Taleb-Jedi went to Iraq in 1999 to attend a training camp run by the Mujahedin-e Khalq, or MEK, the U.S. attorney’s office in Los Angeles said in a statement.

"During Operation Iraqi Freedom, Taleb-Jedi was discovered by coalition forces in an MEK training camp called Ashraf Base," about 40 miles (65 kilometers) northwest of Baghdad, the statement said.

U.S. forces took control of the camp and sent many members back to Iran on condition that they defect from MEK, said Thom Mrozek, a spokesman for the U.S. attorney’s office. He said Taleb-Jedi was in Iraq from August 1999 until this past March, when she agreed to return to the United States.

"An investigation reveals that she played an active role at the camp," Mrozek said.

An arraignment date has not been set, Mrozek said. She was assigned a federal public defender in New York and was released on bond.

Taleb-Jedi was being prosecuted in New York because her plane landed at John F. Kennedy International Airport on March 31 upon her return from Iraq. The case was being handled by Los Angeles-based prosecutors who have been involved in MEK-related investigations since the 1990s.

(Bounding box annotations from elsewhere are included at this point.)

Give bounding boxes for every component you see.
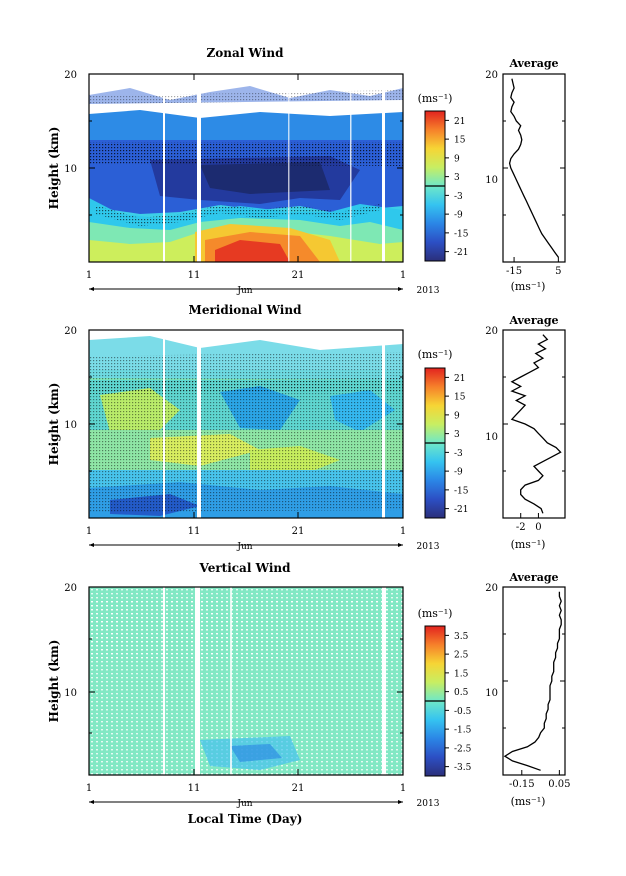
zonal-colorbar-label: 3 [454, 173, 460, 183]
zonal-colorbar-label: 21 [454, 117, 465, 127]
zonal-panel: Zonal Wind [47, 46, 566, 296]
vertical-colorbar-label: -3.5 [454, 763, 472, 773]
meridional-xtick-1: 1 [86, 526, 92, 537]
meridional-heatmap [89, 330, 403, 518]
vertical-axes [88, 586, 404, 803]
vertical-xtick-1: 1 [86, 783, 92, 794]
meridional-ylabel: Height (km) [47, 383, 61, 466]
zonal-ytick-20: 20 [64, 70, 77, 81]
meridional-ytick-20: 20 [64, 326, 77, 337]
zonal-heatmap [89, 74, 403, 262]
zonal-colorbar: (ms⁻¹) [418, 92, 453, 262]
zonal-colorbar-label: -3 [454, 192, 463, 202]
vertical-colorbar: (ms⁻¹) [418, 607, 453, 777]
vertical-colorbar-label: -1.5 [454, 726, 472, 736]
meridional-year: 2013 [417, 542, 440, 552]
meridional-axes [88, 329, 404, 546]
vertical-profile-xlabel: (ms⁻¹) [511, 795, 546, 808]
vertical-colorbar-label: 0.5 [454, 688, 469, 698]
vertical-ytick-10: 10 [64, 688, 77, 699]
zonal-profile-xtick-label: 5 [555, 266, 561, 277]
vertical-colorbar-label: 2.5 [454, 651, 469, 661]
vertical-profile-xtick-label: 0.05 [548, 779, 570, 790]
meridional-profile-xlabel: (ms⁻¹) [511, 538, 546, 551]
meridional-profile-xtick-label: 0 [535, 522, 541, 533]
vertical-year: 2013 [417, 799, 440, 809]
zonal-xtick-1: 1 [86, 270, 92, 281]
meridional-colorbar-label: 21 [454, 374, 465, 384]
vertical-colorbar-unit: (ms⁻¹) [418, 607, 453, 620]
meridional-profile-title: Average [508, 314, 558, 327]
vertical-heatmap [89, 587, 403, 775]
meridional-colorbar-label: -21 [454, 505, 469, 515]
vertical-colorbar-label: -2.5 [454, 744, 472, 754]
vertical-panel: Vertical Wind 20 10 Height (km) 1 [47, 561, 570, 826]
time-axis-label: Local Time (Day) [188, 812, 303, 826]
vertical-profile-ytick-20: 20 [485, 583, 498, 594]
meridional-panel: Meridional Wind [47, 303, 566, 552]
zonal-colorbar-label: -15 [454, 229, 469, 239]
zonal-axes [88, 73, 404, 290]
zonal-xtick-end: 1 [400, 270, 406, 281]
meridional-colorbar-label: 3 [454, 430, 460, 440]
zonal-ylabel: Height (km) [47, 127, 61, 210]
vertical-profile-line [503, 591, 562, 771]
zonal-year: 2013 [417, 286, 440, 296]
vertical-profile: Average 20 10 (ms⁻¹) -0.15 0.05 [485, 571, 570, 808]
zonal-colorbar-label: -9 [454, 211, 463, 221]
zonal-profile-title: Average [508, 57, 558, 70]
meridional-profile-xtick-label: -2 [516, 522, 526, 533]
meridional-colorbar-label: 9 [454, 411, 460, 421]
meridional-xtick-21: 21 [292, 526, 305, 537]
meridional-colorbar-label: -9 [454, 468, 463, 478]
meridional-colorbar-label: -3 [454, 449, 463, 459]
meridional-colorbar: (ms⁻¹) [418, 348, 453, 519]
vertical-colorbar-label: -0.5 [454, 707, 472, 717]
zonal-ytick-10: 10 [64, 164, 77, 175]
zonal-profile-xlabel: (ms⁻¹) [511, 280, 546, 293]
vertical-profile-title: Average [508, 571, 558, 584]
zonal-xtick-21: 21 [292, 270, 305, 281]
zonal-profile-ytick-20: 20 [485, 70, 498, 81]
zonal-colorbar-unit: (ms⁻¹) [418, 92, 453, 105]
meridional-colorbar-unit: (ms⁻¹) [418, 348, 453, 361]
meridional-title: Meridional Wind [189, 303, 303, 317]
vertical-profile-xtick-label: -0.15 [509, 779, 535, 790]
vertical-colorbar-label: 1.5 [454, 669, 469, 679]
zonal-profile-xtick-label: -15 [506, 266, 522, 277]
meridional-colorbar-label: -15 [454, 486, 469, 496]
meridional-xlabel: Jun [236, 542, 252, 552]
zonal-colorbar-label: 15 [454, 136, 466, 146]
meridional-ytick-10: 10 [64, 420, 77, 431]
meridional-xtick-11: 11 [188, 526, 201, 537]
meridional-profile: Average 20 10 (ms⁻¹) -2 0 [485, 314, 566, 551]
meridional-profile-ytick-20: 20 [485, 326, 498, 337]
meridional-colorbar-label: 15 [454, 393, 466, 403]
vertical-xtick-11: 11 [188, 783, 201, 794]
vertical-title: Vertical Wind [198, 561, 291, 575]
zonal-xtick-11: 11 [188, 270, 201, 281]
vertical-ytick-20: 20 [64, 583, 77, 594]
meridional-xtick-end: 1 [400, 526, 406, 537]
vertical-xtick-21: 21 [292, 783, 305, 794]
zonal-colorbar-label: -21 [454, 248, 469, 258]
zonal-profile-ytick-10: 10 [485, 175, 498, 186]
zonal-xlabel: Jun [236, 286, 252, 296]
meridional-profile-ytick-10: 10 [485, 432, 498, 443]
zonal-title: Zonal Wind [207, 46, 285, 60]
meridional-profile-line [510, 334, 562, 514]
zonal-profile: Average 20 10 (ms⁻¹) -15 5 [485, 57, 566, 293]
vertical-ylabel: Height (km) [47, 640, 61, 723]
zonal-colorbar-label: 9 [454, 154, 460, 164]
vertical-colorbar-label: 3.5 [454, 632, 469, 642]
zonal-profile-line [508, 78, 559, 258]
vertical-xtick-end: 1 [400, 783, 406, 794]
vertical-xlabel: Jun [236, 799, 252, 809]
vertical-profile-ytick-10: 10 [485, 688, 498, 699]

Taleb-Jedi immigrated to the United States from Iran in 1978 and became a naturalized U.S. citizen in 1996, the government said. Her aliases include Nayer Taleb-Jedi or Nire Taleb-Jedi, according to the two-page indictment.

The U.S. attorney’s office did not release any information on the woman’s occupation.

The group was founded in the 1960s and moved to Iraq in the early 1980s to base its activities against Iran’s government. The group had sided with Iraq in its 1980-88 war against Iran.

The State Department says the MEK groups were funded by Saddam Hussein, supported the seizure of the U.S. Embassy in Tehran in 1979 and are responsible for the deaths of Americans in the 1970s.

But there have been attempts in recent years by some members of the U.S. Congress advocating the group’s removal from the list because of its stance against the Iranian regime and because it does not pose a direct threat to the U.S.